In 2007, the Fire District issued a memorandum to its captains directing personnel not to attend sporting events while on duty. On March 23, 2017, a fire chief verbally reprimanded Griego for coaching on duty. Griego was defensive and argumentative. The fire chief told him, “[T]here is no coaching on duty in any capacity. Do not take the engine. Period.” Griego expressed no regret, and later was seen again attending a sporting event while on duty. On March 29, 2017, the chief issued a written reprimand.

Also in early 2017, a safety officer at Barstow High School reported she suspected an inappropriate relationship between Griego and a 15-year-old student, H.S. The officer saw Griego bring H.S. lunch during school hours and H.S. drive Griego’s car. She heard students saying H.S. was wearing Griego’s shirt, the two had adopted a cat together, and they had visited a theme park together. 

The Barstow Police Department opened a criminal investigation into Griego for suspected statutory rape (Pen. Code, § 261.5). The City placed Griego on paid administrative leave, and Barstow High School told him to end contact with the girls’ softball team. Nonetheless, Griego continued to attend practices and games and to communicate with coaches and players, including H.S. . . .

The City’s investigator sustained 19 allegations against Griego. These allegations included, among others, that Griego (1) sought an “intimate dating relationship” with minor H.S.; (2) defied specific directions not to coach while on duty despite multiple warnings; (3) carried a concealed handgun outside his home without a permit; and (4) filed a false court document under penalty of perjury. 

The handgun allegation referred to November 2017, when Griego carried a concealed gun to investigate suspicious people outside his home. A police officer arrived and asked Griego if he had a gun; Griego said yes and showed it to him.
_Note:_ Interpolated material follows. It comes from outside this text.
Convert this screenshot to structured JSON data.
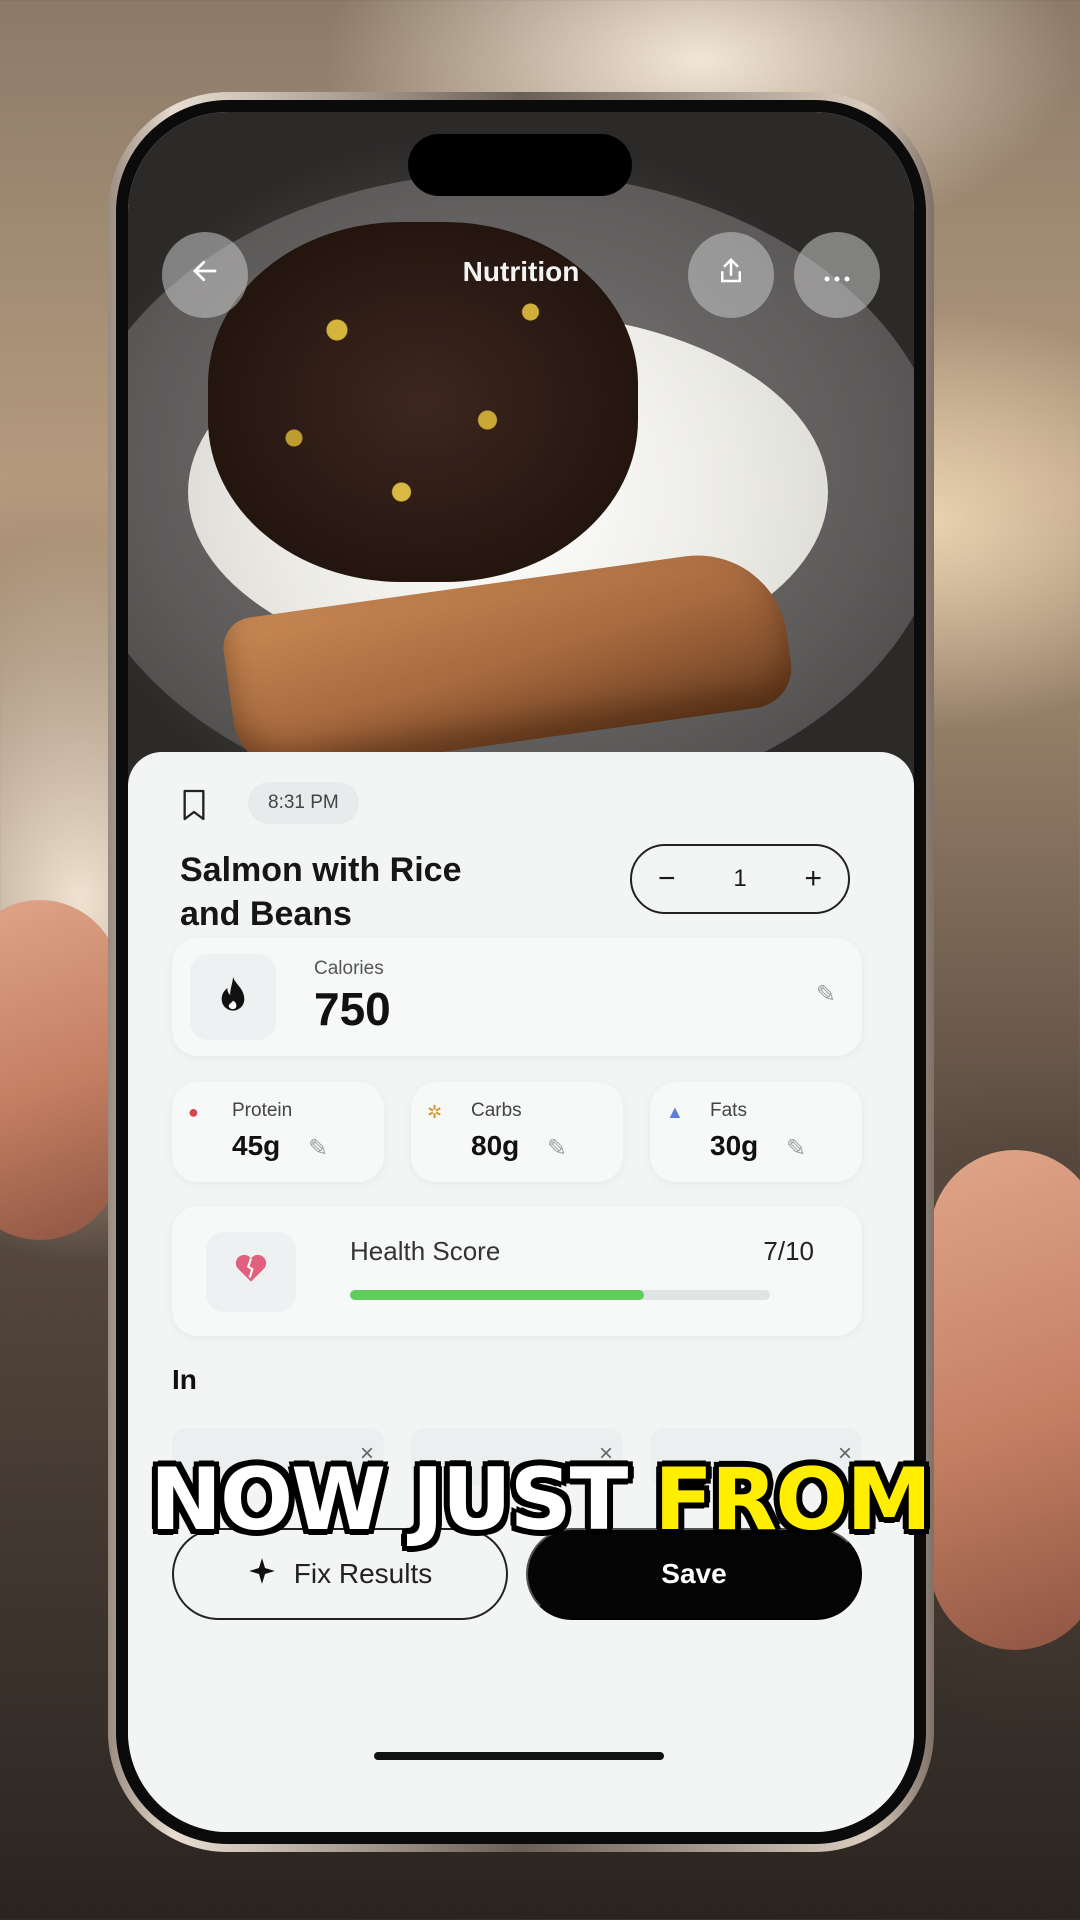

The officer asked if he had a concealed carry permit; Griego did not. Penal Code section 25400 prohibits carrying a concealed gun in public without a permit.

As for the perjury, in 2017 Griego’s ex-wife applied for a domestic violence restraining order against him. A temporary restraining order issued in July 2017 included a direction to store any firearms with the police department or a licensed gun dealer. Yet in August 2017, Griego signed and filed a response that declared, “I do not own or have any guns or firearms.” Griego later admitted he had owned guns for about two years. Regarding the false court filing, he said, “I probably didn’t even read that and pay attention to that.”"

Let's face it: those are not great (alleged) facts if you're trying to keep your job. In the public sector or anywhere else.